The results of the Focus group discussion were that 92% women lauded the government’s initiative to make toilets but almost all insisted that the move would be a success only if regular water supply is ensured. Open defecation was practiced by 45%; which was more among men of the house (86.3%) and among the ladies mostly among those over 40 years of age and they did so in wee hours of the morning, to ensure privacy, though ironically it turned out to be more unsafe. This short study reaffirms the need to advocate toilets not only for health but also for social and developmental betterment of the state.
The study reiterates the pertinent and hard hitting fact that globally, water and sanitation hygiene practice are responsible for 90% of diarrhea-related mortality, which is much higher than combined mortality from malaria and HIV/AIDS [5-7]. The sanitation target 7C (target 7C: Halve, by 2015, the proportion of the population without sustainable access to safe drinking water and basic sanitation) to reach 75% of global coverage by 2015 from the present 63% has been already missed in India [8] and calls for intense retrospection by policy makers and health advocators [8]. With health services being decentralized at the lowest level, such studies can help the local authorities assess the gaps and bring about locally feasible and optimum solutions.

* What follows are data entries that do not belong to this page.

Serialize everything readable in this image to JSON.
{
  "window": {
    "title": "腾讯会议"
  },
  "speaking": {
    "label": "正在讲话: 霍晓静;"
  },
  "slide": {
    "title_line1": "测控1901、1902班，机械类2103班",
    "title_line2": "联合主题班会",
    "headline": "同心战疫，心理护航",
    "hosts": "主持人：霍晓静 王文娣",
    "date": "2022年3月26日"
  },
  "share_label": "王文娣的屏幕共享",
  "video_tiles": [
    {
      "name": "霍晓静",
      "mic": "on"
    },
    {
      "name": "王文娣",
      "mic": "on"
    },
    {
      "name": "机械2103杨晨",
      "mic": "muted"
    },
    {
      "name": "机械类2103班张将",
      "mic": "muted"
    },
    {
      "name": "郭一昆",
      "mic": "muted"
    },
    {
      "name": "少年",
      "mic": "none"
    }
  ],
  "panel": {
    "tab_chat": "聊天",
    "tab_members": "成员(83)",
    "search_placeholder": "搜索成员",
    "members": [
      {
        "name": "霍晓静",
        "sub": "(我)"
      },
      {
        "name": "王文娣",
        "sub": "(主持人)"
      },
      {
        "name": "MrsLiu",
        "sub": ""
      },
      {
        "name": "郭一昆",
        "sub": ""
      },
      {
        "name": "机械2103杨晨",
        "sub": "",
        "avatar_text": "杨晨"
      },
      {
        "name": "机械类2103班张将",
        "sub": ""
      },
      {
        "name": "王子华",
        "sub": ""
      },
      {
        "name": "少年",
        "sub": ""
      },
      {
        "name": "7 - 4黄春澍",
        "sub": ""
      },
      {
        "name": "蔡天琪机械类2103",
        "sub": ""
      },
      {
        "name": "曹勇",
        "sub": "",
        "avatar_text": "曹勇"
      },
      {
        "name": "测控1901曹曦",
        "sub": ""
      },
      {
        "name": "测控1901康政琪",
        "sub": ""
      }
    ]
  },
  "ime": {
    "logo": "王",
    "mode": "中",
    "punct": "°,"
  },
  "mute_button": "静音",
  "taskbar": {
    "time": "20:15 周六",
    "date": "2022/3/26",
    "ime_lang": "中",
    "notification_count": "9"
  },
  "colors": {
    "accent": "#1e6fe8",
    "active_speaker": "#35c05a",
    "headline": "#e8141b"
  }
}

Kuberan et al. study from another rural settings of India i.e. Chennai reported 45% of its participants not using any purification methods in spite of the knowledge regarding transmission of diarrhoea and one fourth of its sample practising open field defecation [9]. In our study too only 55% of the sample had toilets in the house, less in the average performing district. Interestingly in this study the women from Jagatsinghpur were more educated till the middle level; however WASH practises were poor, ascertaining that habits have nothing to do with education and knowledge. The behaviour change can be brought about only by providing a complimentary conviction that these practices are worthy to maintain health. In our study, the main reason for not going to the toilet is that regular supply of water is not there, hence to maintain the toilet within the house becomes cumbersome. Propagators of open defecation reason that the practice limits the use of water, doesn’t call for regular maintenance and adds to natural enrichment of soil. However, after the study when the villagers were shared the information that diarrhoea (other ill health like worm infections, typhoid and fever) was more due to such practices as well as evidences from similar studies, they appeared convinced that their practices needed change [10].
The study results were communicated to the local planners and rigorous brainstorming was organized for the residents as well as funding to construct community toilets and assure regular supply of water and purification of drinking water.
Middle level countries need to give a lot of forethought and attention to quality living conditions to ensure community gastrointestinal health.